Diabetic Macular Edema Clinical Trial
Official title:
Evaluation of Inflammation and Pain Post Injection of Ranibizumab vs. Aflibercept in Patients With Diabetic Macular Edema
This study is designed to compare the post injection inflammation and pain seen after
intravitreal injections of ranibizumab 0.3mg and aflibercept 2.0mg in patients with DME.
The investigators will be evaluating patients (1-7 days) post injections for:
1. Intraocular inflammation (defined as anterior chamber and/or vitreous cells 2. Pain (as
measured on a standardized pain scale).
This is an open-label, Phase II study of post injection pain and inflammation after
intravitreally administered ranibizumab and aflibercept in 100 subjects with Diabetic Macular
Edema. Treatment naïve and experienced patients will be enrolled. Treatment experienced
patients with history of anti-vegf injections will be eligible as long as they have not
received any intravitreal injection in the 3 months prior to the study visit. Patients will
be randomized to receive either Lucentis 0.3 mg or Eylea 2.0 mg, and followed for a week. A
non-injecting masked physician who is blinded to the treatment drug will evaluate the patient
at baseline before the injection and then within 1-2 days and 5-7 days after the injection
for anterior chamber and vitreous cells using slit lamp examination and indirect
ophthalmoscopy. Pain will also be recorded at these visits using a standardized pain scale.
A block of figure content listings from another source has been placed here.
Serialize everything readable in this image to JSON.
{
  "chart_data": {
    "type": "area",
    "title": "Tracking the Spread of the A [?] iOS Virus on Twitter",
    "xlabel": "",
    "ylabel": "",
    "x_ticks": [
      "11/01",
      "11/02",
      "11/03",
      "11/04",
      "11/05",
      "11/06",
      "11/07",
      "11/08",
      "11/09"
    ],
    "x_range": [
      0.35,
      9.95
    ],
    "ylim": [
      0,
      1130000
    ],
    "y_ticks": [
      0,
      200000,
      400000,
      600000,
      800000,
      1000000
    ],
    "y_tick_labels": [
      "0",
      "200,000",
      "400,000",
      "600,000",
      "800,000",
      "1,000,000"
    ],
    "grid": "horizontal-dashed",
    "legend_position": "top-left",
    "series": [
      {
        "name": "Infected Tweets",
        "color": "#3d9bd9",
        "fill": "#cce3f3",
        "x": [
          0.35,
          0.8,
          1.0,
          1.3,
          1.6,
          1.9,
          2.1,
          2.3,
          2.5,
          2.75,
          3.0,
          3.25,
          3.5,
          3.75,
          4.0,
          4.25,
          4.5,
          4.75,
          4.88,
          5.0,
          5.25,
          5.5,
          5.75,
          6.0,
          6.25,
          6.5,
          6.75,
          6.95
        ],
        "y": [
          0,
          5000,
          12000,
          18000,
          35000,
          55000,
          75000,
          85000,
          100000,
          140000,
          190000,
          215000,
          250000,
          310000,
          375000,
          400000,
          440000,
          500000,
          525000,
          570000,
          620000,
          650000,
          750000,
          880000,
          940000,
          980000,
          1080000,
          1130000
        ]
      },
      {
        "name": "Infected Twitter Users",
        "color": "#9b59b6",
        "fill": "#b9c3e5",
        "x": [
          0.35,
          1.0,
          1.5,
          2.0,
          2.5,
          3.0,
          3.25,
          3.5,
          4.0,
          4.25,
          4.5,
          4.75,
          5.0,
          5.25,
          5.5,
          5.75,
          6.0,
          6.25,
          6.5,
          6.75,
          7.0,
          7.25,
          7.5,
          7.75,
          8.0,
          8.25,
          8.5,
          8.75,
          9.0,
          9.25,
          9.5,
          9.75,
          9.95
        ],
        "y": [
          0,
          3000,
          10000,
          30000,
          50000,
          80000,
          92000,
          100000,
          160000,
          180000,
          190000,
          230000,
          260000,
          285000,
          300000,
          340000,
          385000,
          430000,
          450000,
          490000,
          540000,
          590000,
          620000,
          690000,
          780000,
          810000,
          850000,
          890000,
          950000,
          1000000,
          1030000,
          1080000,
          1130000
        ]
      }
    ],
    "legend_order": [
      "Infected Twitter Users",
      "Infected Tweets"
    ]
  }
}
Consented, enrolled subjects will receive open-label intravitreal injection of either 0.3 mg
ranibizumab or 2.0 mg aflibercept. A standard intravitreal injection protocol will be
followed. Patients will be revaluated at baseline, 1-2 days and 5-7 days post injections. A
non-injecting physician will evaluate the patients for anterior chamber and vitreous
inflammation; this physician will be blinded about the specific treatment. Anterior chamber
inflammation is described as any cell or flare in the anterior chamber. These will be
evaluated using Standardization of Uveitis Nomenculature (SUN) working group classifications.
Pain score will be evaluated using a Numerical Rating Scale.